Kansas is now embroiled in a 10th Circuit Court of Appeals case concerning whether requiring proof of citizenship in order to register to vote is constitutional.
The right of citizens to vote is addressed in several Amendments of the U.S. Constitution. Nowhere does it provide the right to vote to “persons” (used 49 times). The Constitution clearly limits that right to citizens.
The 18 U.S. Code 611 specifically states that “It shall be unlawful for any alien to vote” in federal or state elections unless state law allows it.
Democrats, the left, and the ACLU are continuously filing lawsuits to allow non-citizens to vote. All of them claim that proof of citizenship is not required. Checking a box is proof enough.
U.S. citizenship is a statement of our patriotism and pride in what our country stands for. Citizenship is a statement that an individual’s allegiance is to the U.S.
Even former New York mayor Bloomberg wrote that “Extending the most important benefits of citizenship to those who still hold their first allegiance to another country seems counterproductive.”
By what logic should we allow non-citizens, whose allegiance is not to the U.S., to have a say in how our country operates?
One commentator wrote that allowing non-citizens to vote is analogous to having a guest in your house who then directs how you run your home.
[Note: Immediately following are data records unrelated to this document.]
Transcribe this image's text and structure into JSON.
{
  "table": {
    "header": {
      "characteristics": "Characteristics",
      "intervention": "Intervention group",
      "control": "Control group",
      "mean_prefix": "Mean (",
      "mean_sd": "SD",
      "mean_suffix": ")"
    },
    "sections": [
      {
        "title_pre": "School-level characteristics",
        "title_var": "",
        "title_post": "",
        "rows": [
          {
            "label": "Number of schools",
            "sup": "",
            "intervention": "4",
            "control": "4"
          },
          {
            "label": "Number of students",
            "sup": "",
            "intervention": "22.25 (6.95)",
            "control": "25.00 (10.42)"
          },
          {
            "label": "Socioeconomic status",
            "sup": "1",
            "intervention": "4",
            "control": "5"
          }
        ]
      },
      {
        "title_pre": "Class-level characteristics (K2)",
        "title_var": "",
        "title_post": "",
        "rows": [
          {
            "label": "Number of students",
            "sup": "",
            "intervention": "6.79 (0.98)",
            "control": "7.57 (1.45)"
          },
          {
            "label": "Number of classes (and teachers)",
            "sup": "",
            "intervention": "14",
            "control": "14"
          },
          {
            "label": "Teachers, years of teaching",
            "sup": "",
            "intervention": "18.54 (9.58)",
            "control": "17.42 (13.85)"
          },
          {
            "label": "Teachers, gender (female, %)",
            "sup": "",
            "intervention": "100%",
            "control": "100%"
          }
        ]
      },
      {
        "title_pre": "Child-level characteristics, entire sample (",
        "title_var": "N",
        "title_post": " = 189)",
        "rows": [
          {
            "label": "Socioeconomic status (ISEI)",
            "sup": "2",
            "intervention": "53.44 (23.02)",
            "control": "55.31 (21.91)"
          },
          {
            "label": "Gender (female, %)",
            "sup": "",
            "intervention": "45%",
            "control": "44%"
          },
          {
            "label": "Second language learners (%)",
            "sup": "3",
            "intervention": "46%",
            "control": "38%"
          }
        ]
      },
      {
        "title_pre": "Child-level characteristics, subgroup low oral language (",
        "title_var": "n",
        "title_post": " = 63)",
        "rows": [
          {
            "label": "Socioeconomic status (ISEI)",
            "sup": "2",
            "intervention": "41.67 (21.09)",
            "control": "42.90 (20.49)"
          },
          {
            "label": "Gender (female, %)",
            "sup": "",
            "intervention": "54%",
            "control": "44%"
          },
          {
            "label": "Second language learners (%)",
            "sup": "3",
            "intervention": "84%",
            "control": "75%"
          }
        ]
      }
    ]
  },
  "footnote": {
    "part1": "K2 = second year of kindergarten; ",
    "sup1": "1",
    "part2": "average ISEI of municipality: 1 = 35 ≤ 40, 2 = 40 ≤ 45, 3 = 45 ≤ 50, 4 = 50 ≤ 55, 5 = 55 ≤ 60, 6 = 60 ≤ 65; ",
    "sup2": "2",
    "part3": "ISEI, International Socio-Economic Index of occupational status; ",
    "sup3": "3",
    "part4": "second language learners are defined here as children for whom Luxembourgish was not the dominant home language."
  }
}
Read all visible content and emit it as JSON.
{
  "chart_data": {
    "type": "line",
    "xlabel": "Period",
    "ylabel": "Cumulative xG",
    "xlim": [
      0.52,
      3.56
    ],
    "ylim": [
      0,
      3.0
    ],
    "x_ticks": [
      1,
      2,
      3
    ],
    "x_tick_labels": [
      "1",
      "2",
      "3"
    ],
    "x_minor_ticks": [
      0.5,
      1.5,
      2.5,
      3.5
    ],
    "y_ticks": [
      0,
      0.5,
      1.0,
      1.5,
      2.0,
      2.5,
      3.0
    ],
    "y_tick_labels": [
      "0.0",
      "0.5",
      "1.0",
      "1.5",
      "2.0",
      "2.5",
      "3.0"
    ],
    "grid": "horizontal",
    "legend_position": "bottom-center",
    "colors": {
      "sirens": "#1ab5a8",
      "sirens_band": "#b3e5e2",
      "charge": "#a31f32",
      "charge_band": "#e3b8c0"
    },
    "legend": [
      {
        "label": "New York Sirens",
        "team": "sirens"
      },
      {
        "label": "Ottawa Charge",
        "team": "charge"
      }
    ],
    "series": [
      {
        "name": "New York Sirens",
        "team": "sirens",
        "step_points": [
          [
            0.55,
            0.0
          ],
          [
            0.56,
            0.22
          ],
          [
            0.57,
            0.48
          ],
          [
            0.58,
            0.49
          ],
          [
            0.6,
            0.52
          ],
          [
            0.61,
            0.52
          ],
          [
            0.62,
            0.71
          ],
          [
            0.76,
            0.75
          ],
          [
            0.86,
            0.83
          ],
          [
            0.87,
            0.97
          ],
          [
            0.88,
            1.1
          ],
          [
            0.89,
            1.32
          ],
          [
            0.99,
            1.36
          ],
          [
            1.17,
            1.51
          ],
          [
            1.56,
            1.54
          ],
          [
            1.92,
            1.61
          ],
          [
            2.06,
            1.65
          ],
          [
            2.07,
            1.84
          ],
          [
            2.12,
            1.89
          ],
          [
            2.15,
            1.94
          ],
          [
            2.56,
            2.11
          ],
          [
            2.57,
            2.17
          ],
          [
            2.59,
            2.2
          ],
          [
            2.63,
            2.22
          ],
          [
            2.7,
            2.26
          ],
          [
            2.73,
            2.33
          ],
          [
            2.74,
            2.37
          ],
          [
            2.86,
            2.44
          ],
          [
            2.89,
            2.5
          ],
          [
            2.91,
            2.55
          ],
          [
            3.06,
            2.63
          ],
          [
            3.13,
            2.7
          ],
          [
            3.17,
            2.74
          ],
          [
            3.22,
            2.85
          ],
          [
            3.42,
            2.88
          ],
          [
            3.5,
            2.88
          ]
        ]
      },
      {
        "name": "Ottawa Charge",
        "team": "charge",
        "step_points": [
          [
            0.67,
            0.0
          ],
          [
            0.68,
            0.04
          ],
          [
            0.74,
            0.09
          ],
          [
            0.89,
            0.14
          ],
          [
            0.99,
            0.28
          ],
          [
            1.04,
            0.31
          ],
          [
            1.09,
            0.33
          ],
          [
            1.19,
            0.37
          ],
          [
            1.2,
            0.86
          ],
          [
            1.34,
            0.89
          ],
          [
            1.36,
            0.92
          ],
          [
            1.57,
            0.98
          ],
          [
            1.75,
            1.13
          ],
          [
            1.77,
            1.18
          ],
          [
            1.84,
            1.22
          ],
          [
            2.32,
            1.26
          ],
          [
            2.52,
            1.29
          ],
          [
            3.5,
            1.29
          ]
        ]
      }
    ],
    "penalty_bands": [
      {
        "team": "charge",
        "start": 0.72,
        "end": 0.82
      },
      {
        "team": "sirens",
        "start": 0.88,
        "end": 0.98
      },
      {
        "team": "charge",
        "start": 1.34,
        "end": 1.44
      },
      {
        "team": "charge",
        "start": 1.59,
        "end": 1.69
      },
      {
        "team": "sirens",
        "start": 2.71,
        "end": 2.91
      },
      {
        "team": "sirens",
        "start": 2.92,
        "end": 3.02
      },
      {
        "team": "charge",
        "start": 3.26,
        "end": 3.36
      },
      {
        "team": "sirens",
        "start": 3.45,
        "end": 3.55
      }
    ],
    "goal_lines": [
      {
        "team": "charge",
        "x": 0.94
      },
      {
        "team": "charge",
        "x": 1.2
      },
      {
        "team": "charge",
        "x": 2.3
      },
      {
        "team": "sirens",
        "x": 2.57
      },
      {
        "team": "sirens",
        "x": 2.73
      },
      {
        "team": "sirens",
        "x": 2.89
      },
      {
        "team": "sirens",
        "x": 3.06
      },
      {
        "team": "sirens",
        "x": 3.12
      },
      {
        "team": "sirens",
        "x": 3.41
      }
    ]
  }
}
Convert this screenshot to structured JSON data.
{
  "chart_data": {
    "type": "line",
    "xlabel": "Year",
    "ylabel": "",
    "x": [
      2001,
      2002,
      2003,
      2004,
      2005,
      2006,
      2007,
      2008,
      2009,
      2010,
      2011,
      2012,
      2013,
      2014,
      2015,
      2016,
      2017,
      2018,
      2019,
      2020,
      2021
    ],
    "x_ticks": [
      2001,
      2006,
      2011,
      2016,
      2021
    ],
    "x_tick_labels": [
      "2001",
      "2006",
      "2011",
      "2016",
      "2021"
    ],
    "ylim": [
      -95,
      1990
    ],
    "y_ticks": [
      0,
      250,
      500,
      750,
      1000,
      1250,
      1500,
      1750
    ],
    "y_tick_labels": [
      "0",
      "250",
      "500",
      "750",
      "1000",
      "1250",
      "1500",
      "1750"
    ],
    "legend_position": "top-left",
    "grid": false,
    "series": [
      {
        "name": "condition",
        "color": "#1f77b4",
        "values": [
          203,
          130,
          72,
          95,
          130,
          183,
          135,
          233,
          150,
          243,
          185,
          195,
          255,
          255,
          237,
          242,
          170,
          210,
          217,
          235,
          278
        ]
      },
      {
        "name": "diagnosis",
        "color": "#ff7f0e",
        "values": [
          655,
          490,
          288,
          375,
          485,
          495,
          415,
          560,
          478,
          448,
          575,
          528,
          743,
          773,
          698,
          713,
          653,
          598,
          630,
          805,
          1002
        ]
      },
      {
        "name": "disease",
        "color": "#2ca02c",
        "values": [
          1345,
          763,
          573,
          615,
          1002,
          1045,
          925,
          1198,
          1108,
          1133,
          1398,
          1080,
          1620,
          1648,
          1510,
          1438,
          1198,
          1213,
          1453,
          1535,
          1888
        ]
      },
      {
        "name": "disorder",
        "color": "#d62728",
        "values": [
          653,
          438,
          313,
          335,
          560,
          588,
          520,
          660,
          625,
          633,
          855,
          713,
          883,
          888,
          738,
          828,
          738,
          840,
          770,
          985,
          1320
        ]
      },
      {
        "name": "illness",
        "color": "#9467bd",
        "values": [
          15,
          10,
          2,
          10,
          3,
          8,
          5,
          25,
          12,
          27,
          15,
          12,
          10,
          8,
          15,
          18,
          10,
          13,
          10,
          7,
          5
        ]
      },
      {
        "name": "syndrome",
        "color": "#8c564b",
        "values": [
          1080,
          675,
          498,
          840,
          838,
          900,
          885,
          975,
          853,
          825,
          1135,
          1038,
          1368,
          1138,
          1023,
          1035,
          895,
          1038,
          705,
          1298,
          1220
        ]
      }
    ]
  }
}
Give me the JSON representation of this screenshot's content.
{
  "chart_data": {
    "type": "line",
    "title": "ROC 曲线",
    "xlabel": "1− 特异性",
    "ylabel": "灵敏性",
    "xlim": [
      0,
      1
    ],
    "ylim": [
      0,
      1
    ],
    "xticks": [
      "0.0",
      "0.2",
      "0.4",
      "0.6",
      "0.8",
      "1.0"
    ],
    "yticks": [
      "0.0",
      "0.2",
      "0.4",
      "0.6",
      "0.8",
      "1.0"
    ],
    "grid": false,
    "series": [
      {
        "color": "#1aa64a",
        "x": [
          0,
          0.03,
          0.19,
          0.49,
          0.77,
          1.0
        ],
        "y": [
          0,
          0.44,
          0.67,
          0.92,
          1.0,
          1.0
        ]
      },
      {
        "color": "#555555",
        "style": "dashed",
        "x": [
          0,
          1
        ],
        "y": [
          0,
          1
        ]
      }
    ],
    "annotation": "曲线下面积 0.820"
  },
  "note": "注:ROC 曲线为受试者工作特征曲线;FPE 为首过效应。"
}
Each vote by an illegal immigrant cancels the vote of a citizen who has a constitutional right to vote. Is that supposed to be fair?
Everyday life requires some proof of who we are. Getting some government jobs requires proof of citizenship, as does obtaining a passport or Social Security card.
A Republican resolution introduced in Congress earlier this month would have affirmed that only U.S. citizens have a right to vote. Democrats rejected it.
Of course, they would reject limiting the right to vote to citizens. An Old Dominion University and George Mason University study estimated that possibly 2.8 million illegal immigrants voted in the 2008 general election. An estimated 80 percent voted Democrat.
A May 2015 Rasmussen poll revealed that 53 percent of Democrats supported voting by illegal immigrants; 79 percent of Republicans opposed it as did 70 percent of unaffiliated voters.
A July 2018 Harris poll found that 91 percent of Republicans opposed allowing illegal immigrants to vote and 55 percent of Democrats agreed, as did 70 percent of unaffiliated voters.
The ACLU and several courts have accepted the notion that illegal voting is rare. How much illegal voting is acceptable? Apparently, the ACLU and judges believe that any level is acceptable.
Democrats and the ACLU trot out the tired mantra that obtaining proof of citizenship is a burden which disenfranchises the elderly, students, minorities, the disabled, low-income individuals and the homeless.
What is elderly? I am 73 and have a birth certificate. My father was born in 1907 and did not have a birth certificate, but in 1968 obtained one so he could apply for a passport. Apparently, 18-year-old students are incapable of obtaining proof of birth. Alleging that minorities are disenfranchised smacks of racism. What does being disabled have to do with proof of birth? There are enough agencies to assist low-income and homeless people that surely there are some that can help with obtaining a proof of birth document.
The bottom line is that if someone wants proof of birth there are ways to get it.
Non-citizens who apply for citizenship have to demonstrate a level of English proficiency and understand the fundamentals of our history and form of government. They have to take an oath of allegiance to the U.S. If illegal immigrants can vote, why would anyone go through the citizenship process? How does that make sense?
It is inconceivable that Democrats would allow someone who is here illegally, who has broken our laws, to participate in a process that elects our lawmakers. But Democrats don’t care since 80 percent of illegal immigrants tend to vote Democrat, and that is all that matters.
An overwhelming majority believe proof of citizenship should be required to register to vote.
Providing proof of birth is not a burden. It is a common sense measure to protect those who have a constitutional right to vote as citizens. But Democrats don’t care.
Rich Kiper is a Leavenworth Times columnist.